I'm aware of some of the complexity of it all, but I can't deny the output is scary. My toughts are with the many nice and kind Japanese Queenzoners, some of whom I had the pleasure to get in contact with through e-mail!
The link to the article, with its many helpful hyperlinks and so on, is here: www.nytimes.com/2009/04/12/world/asia/12nations.html?hp
"U.N. Council May Rebuke North Korea
UNITED NATIONS — The major players on the United Nations Security Council reached a compromise Saturday to chastise North Korea for launching a rocket while avoiding tough new punishments that Russia and China had feared would drive the North away from negotiations over dismantling its nuclear program.
The Council may vote as soon as Monday on the American draft of a presidential statement, a step less forceful than a resolution, that would tighten existing sanctions by singling out specific North Korean organizations and expanding the list of banned goods related to its nuclear and missile programs.

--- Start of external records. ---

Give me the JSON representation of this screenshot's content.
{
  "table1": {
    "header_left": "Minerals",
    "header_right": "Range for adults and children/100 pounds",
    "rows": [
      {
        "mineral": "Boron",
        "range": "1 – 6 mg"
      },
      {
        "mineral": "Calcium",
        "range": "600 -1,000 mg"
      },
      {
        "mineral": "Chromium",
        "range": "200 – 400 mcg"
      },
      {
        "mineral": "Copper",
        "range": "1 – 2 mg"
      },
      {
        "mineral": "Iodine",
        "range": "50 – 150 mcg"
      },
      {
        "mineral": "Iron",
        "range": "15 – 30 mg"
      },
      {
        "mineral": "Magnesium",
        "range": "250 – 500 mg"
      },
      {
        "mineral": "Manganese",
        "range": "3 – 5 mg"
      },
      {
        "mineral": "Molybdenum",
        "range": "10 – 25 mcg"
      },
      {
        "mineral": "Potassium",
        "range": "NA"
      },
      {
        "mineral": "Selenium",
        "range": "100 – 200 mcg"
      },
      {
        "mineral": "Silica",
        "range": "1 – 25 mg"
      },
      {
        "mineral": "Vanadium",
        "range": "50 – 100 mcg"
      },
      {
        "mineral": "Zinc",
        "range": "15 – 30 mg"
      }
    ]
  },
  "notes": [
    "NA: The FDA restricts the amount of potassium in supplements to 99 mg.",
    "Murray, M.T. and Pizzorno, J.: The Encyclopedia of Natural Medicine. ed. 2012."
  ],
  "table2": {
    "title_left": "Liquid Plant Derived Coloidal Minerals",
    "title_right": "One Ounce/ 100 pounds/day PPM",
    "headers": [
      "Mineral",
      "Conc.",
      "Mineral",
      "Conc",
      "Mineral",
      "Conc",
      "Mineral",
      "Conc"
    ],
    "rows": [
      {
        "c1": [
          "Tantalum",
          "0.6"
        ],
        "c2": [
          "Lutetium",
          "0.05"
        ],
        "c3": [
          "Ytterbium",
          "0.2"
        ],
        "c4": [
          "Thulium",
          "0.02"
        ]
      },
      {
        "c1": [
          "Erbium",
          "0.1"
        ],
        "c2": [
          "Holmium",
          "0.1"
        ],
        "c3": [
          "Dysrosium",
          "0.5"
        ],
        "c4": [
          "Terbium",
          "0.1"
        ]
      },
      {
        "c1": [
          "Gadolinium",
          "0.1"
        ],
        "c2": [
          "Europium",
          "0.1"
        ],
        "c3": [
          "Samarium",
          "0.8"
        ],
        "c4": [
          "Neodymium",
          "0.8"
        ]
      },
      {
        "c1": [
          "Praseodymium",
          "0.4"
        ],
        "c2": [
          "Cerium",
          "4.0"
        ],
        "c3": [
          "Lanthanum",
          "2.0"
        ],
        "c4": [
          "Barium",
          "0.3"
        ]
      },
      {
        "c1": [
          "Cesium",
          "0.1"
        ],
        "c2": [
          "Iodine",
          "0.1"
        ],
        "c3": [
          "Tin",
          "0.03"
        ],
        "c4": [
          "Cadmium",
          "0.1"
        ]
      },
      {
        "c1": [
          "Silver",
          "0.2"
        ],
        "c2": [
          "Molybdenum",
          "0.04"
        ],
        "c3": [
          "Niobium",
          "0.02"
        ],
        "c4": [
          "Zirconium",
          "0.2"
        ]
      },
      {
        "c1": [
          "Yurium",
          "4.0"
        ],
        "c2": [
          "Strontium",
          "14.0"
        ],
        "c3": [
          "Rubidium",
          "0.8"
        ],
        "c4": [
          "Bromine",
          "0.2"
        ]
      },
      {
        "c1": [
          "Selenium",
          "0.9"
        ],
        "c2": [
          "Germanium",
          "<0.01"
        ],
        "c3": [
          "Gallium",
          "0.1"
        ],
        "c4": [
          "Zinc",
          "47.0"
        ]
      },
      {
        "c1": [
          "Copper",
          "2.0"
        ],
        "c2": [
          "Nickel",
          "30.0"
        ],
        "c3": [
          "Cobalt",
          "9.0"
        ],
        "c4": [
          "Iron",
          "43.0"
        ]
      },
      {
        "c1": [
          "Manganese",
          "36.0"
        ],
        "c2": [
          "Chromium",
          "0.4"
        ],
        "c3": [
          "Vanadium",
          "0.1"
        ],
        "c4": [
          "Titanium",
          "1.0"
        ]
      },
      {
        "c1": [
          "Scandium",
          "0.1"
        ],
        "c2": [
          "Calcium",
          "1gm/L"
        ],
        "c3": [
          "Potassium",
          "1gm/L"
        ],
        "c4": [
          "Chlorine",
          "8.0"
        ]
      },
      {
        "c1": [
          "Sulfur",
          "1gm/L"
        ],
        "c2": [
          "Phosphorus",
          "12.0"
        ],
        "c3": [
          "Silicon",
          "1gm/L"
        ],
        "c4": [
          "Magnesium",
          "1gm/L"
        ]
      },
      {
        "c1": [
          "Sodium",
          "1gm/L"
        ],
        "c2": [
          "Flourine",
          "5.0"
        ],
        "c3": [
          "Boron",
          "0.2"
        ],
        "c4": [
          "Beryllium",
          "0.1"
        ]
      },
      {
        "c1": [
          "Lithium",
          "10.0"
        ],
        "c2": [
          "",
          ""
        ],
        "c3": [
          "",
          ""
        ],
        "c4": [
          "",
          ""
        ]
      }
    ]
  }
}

After haggling all week, the five permanent members plus Japan agreed to the compromise in order to project unity, although the United States and Japan had initially pushed for a stronger response.
Russia and China, in calling for a measured reaction, publicly avoided characterizing the rocket launching as a ballistic missile test, and the word missile never appears in the statement. But it condemns North Korea for the event and warns the country against any further launchings.
“What the Council can do, and we hope will do, through the adoption of this statement is to send a very clear message to North Korea that what they have done under the guise of a satellite launch is in fact a violation of their obligations and indeed that there are consequences for such actions,” said Susan E. Rice, the American ambassador.
Much of the world viewed the launching as an effort by North Korea to prove it is edging toward the capability to shoot a nuclear warhead on a longer-range missile. North Korea has said the rocket was designed to propel a satellite into space.
A presidential statement must be passed by all 15 members of the Council. Although the United States considers it legally binding internationally, others deem it more of a recommendation.
Given the weight of those backing it, passage is almost assured. But Libya, a Council member, expressed reservations Saturday since it maintains that launching a peaceful satellite is the right of all nations.
American officials have said the satellite fell into the Pacific.
The Council imposed sanctions against North Korea in Resolution 1718 in 2006, after the North conducted a nuclear test and a missile launching. But the major powers focused less on enforcing the sanctions than on negotiations with North Korea, called the six-party talks, to try to dismantle the country’s nuclear program. Those talks remain the major powers’ priority.
The North had threatened to walk out of the talks if the United Nations punished it for the launching. But it has been silent on the subject recently, and analysts said Saturday that the Council response was measured enough that the North would likely continue to negotiate."